Contact with animals is not a recognized risk factor. M. elephantis has environmental reservoirs including natural and man-made water sources and soil.^7,8 Only one patient report described immunocompromise. ⁶ Similarly, our case had no recognized predisposing factors but suggests that M. elephantis may extort breaks in cutaneous defenses. It is unknown if M. elephantis occupies a particular ecological niche to localize where infection was acquired. The most likely mechanism of acquisition was cryptogenic penetrating trauma to her extremity, contaminated by soil colonized with M. elephantis. Exposure to the plant/soil imported from South Africa is an interesting theory but could not be proven.

Lymphocutaneous spread of infection ascends the lymphatic pathway with intermittent subcutaneous nodules and ulcerations and is often termed a sporotrichoid pattern, named after Sporothrix schenckii. The infectious differential diagnosis includes M. marinum and RGM such as Mycobacterium chelonae and Mycobacterium fortuitum, but M. elephantis has not been reported.

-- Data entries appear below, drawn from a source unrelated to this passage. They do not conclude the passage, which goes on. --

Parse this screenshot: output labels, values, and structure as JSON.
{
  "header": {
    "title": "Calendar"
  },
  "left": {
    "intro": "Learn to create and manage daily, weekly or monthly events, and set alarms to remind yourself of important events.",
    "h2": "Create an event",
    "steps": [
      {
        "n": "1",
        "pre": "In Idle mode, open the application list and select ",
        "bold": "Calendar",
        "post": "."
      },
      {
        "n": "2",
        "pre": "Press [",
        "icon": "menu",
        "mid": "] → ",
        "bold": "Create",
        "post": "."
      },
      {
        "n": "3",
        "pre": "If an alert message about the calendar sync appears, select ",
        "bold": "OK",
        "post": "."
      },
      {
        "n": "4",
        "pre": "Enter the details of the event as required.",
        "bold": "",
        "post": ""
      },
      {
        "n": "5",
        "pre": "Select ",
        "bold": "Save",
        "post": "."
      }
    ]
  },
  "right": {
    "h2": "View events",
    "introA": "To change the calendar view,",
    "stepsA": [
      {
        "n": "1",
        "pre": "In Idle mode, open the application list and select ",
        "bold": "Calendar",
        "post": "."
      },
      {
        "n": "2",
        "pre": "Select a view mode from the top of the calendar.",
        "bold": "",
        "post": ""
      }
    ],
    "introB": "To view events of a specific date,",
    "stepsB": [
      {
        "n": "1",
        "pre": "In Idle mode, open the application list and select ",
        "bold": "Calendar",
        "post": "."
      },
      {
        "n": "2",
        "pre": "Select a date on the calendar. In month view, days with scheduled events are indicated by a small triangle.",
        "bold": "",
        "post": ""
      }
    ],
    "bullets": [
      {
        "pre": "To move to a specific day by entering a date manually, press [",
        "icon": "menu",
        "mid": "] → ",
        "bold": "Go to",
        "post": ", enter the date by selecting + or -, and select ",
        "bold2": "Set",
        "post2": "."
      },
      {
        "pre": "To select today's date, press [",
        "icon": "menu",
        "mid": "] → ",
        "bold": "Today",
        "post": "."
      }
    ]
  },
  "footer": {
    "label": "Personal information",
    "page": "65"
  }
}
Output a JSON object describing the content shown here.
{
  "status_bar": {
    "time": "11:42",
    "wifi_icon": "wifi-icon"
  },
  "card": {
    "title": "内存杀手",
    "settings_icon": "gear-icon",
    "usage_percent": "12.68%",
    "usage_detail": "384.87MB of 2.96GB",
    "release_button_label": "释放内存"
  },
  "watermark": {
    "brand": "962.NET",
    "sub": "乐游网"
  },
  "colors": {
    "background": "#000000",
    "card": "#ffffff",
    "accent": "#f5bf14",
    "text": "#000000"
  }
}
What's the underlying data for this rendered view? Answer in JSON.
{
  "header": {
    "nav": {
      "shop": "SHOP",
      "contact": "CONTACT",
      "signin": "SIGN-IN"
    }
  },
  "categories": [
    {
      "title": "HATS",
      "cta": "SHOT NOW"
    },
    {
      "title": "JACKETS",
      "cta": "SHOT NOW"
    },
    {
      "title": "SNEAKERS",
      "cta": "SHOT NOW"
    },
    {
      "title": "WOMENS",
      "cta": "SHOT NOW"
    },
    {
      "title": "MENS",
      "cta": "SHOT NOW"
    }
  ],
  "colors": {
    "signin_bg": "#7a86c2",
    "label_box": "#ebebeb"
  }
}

Susceptibilities of M. elephantis are not established. Similar to other RGM, minimum inhibitory concentrations (MICs) to antituberculosis medications are usually elevated^2,3,9,10 (Table 1). MICs to macrolides and fluoroquinolones are typically low.^2,3,9 Due to the recognized potential of Mycobacterium to develop mutational macrolide resistance, we suggest a prudent approach is to utilize at least a two-drug therapy for several weeks beyond resolution of the lesions.

Herein, we report the first case of M. elephantis presenting as a cutaneous pathogen in a lymphocutaneous pattern. Although the pathogenicity of this organism in pulmonary samples is debated, our case adds further support to its potential pathogenicity in immunocompetent human hosts.